Do you feel like breaking things apart? May be this is the right place for you to express safely those feelings!! Here we look at decomposing or dissecting the solid volumes of convex polyhedra into tetrahedra. On the right picture we show one tetrahedral dissection of a dodecahedron.
But what is a dissection anyway? In our discussion we consider a finite collection of solid tetrahedra as the pieces of a three dimensional puzzle that must fully cover the interior of the polyhedron being partitioned. We further assume that any two tetrahedra have disjoint interior. If in addition we have that the intersection of any pair of tetrahedra is either empty or a common point, edge or triangular face we have a triangulation.
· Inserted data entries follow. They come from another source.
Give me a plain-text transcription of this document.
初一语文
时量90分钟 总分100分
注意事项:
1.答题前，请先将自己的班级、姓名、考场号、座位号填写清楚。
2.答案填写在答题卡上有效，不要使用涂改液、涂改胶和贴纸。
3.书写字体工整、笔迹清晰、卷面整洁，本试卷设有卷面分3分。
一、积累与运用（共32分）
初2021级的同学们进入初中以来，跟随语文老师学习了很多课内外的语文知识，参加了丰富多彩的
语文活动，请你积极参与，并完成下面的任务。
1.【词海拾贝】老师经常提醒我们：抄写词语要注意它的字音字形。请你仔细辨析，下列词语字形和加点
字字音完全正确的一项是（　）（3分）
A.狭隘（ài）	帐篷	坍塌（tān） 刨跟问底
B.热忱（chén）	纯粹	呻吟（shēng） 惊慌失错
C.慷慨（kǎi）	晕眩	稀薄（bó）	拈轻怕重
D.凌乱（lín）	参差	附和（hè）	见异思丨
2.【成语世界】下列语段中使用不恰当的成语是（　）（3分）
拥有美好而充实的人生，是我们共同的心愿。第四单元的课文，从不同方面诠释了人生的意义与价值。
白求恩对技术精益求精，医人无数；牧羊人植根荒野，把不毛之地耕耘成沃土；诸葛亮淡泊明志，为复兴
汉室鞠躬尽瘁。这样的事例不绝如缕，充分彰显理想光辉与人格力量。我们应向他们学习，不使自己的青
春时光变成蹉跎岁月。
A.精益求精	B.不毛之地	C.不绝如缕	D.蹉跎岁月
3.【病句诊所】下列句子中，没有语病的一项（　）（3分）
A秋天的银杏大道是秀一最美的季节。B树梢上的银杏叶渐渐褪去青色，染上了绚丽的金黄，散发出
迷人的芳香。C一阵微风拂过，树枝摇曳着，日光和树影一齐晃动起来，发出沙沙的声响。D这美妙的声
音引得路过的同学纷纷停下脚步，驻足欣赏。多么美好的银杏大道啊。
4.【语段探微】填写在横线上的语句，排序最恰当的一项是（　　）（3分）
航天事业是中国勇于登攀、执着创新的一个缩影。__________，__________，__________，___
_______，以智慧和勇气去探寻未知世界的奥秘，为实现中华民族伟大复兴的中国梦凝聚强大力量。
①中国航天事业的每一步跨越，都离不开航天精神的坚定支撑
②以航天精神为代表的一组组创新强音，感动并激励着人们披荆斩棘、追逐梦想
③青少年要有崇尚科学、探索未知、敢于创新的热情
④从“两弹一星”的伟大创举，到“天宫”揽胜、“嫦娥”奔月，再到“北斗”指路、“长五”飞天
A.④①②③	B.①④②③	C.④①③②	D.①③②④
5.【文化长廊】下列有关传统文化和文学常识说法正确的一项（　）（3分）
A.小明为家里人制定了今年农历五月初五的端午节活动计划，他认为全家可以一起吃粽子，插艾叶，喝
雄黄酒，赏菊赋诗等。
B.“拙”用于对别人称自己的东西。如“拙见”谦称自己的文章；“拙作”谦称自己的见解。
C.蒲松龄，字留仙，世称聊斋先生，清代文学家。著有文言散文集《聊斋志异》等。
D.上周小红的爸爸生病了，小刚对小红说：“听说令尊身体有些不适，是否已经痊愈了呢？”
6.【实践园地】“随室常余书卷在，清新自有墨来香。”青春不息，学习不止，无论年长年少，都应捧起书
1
For the curious reader, I explained, via examples, two general questions I like that have to do with dissections and triangulations:
Cut out printouts of unfolded tetrahedra. The challenge is to build a regular cube in at least two different ways using the pieces. Can you do it in three different ways? You can also look at the answers. How many triangulations are possible of regular cube? Counting how many triangulations are possible is a hard problem.
Suppose you are given a regular icosahedron instead of a cube. What is the smallest (maximal) number of tetrahedra in a dissection? Why? Look here for the answers and some more models. You can also look at the solution of the same questions for the dodecahedron, included a short movie. Finding optimal subdivisions is a problem with connections to topology and algebraic geometry.